问题
How to avoid an UIWebView from opening the iTunes App when loading an iTunes URL?
Example URL: http://itunes.apple.com/nl/app/bluppr-postcards/id348147229?mt=8
Above URL loads the iTunes App directly. UIWebViewDelegate doesn't seem to be able to control this to just load the page in the UIWebView.

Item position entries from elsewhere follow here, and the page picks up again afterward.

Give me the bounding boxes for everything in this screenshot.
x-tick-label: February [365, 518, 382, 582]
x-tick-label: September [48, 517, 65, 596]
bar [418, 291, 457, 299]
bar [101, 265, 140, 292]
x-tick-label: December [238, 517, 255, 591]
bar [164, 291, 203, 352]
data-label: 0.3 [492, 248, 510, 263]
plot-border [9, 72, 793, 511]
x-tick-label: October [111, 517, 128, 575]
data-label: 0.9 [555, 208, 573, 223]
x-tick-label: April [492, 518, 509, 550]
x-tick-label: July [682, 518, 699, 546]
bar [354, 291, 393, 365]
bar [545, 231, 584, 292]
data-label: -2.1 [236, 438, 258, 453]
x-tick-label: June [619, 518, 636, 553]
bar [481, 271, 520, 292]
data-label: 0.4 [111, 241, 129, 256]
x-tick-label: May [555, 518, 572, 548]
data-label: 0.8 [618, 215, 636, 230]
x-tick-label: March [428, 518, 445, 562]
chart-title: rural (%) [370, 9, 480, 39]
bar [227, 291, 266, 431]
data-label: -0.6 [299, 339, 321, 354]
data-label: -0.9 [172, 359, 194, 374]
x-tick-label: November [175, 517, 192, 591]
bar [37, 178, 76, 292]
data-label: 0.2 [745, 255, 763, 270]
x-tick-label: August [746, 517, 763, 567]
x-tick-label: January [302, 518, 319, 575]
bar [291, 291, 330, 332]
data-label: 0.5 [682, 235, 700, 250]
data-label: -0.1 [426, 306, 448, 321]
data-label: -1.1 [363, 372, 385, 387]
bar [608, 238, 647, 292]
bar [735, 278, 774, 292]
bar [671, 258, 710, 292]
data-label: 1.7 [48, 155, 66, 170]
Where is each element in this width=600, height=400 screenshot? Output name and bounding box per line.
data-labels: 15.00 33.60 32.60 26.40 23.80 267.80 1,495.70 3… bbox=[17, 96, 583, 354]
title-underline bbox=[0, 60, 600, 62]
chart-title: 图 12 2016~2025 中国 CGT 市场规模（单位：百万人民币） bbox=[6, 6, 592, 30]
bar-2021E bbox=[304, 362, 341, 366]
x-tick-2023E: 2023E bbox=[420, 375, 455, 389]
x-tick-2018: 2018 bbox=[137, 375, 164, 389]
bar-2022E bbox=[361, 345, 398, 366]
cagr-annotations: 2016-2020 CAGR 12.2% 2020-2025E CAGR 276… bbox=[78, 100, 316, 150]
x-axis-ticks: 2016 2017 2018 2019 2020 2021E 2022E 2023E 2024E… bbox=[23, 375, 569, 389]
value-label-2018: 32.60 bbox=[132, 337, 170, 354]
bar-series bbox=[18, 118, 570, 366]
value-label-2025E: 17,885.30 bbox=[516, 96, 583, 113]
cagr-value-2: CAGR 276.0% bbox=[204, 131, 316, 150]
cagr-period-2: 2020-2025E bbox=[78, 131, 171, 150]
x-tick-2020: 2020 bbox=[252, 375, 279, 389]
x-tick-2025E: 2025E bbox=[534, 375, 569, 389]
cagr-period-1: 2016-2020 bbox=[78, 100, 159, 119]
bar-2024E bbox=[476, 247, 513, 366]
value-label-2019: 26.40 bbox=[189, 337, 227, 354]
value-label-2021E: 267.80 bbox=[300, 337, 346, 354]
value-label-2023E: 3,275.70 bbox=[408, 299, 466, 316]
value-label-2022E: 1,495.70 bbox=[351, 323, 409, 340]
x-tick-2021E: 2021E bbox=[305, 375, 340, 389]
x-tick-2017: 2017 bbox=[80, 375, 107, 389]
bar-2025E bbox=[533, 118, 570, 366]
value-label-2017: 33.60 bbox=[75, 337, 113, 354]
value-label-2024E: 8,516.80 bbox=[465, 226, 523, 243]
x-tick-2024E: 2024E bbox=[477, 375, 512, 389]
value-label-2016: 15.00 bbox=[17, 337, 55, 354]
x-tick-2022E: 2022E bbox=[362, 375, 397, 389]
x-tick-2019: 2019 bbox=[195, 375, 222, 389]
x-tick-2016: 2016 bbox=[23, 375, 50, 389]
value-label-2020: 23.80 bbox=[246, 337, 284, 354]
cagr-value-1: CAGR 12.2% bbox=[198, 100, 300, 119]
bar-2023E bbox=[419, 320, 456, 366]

It seems it's controlled by the JavaScript function detectAndOpenItunes(); in the body tag of the page.
Any ideas?
回答1:
You're right that the relevant function is detectAndOpenItunes(), which is contained in this file and requires 'iPhone' or 'iPod' to be in the user agent string. I wrote a quick little test app with a web view that just does the following upon viewDidLoad:
[webView loadRequest:
[NSURLRequest requestWithURL:
[NSURL URLWithString:
@"http://itunes.apple.com/nl/app/bluppr-postcards/id348147229?mt=8"]]];
As you say, that opens the App Store app. So I modified it to:
// set some user agent that doesn't have 'iPod' or 'iPhone' in the name
[[NSUserDefaults standardUserDefaults]
registerDefaults:[NSDictionary
dictionaryWithObject:@"some old phone or other"
forKey:@"UserAgent"]];
[webView loadRequest:
[NSURLRequest requestWithURL:
[NSURL URLWithString:
@"http://itunes.apple.com/nl/app/bluppr-postcards/id348147229?mt=8"]]];
That displays the page as a web page without opening the app, but there's a problem with the formatting, the displayed page being far too wide. Do a quick search for var deviceDetect=
and you'll see that the user agent is also used to determine formatting.
The only solutions I can come up with for that essentially involve screen-scraping-level behaviour. You may subclass NSURLProtocol
and add any protocol handler you like via +registerClass:. If you design your protocol to perform HTTP requests then it'll replace the built-in methods for handling HTTP requests. By being selective in which requests you accept or decline, you can do real loading by allowing the HTTP requests you don't want to fall down to the real protocol handler. Hence, you can selectively catch and alter any fetched file before allowing it to be passed to the web view.
You could use that to catch and edit whichever bits of .js and .html you like, but then you're pretty much bound to encounter problems whenever Apple adjust their page.
Similarly, you could use webview's stringByEvaluatingJavaScriptFromString:
to execute suitable Javascript to reformat the page after loading, but I'm unable to determine exactly what you'd run and your solution would be just as fragile.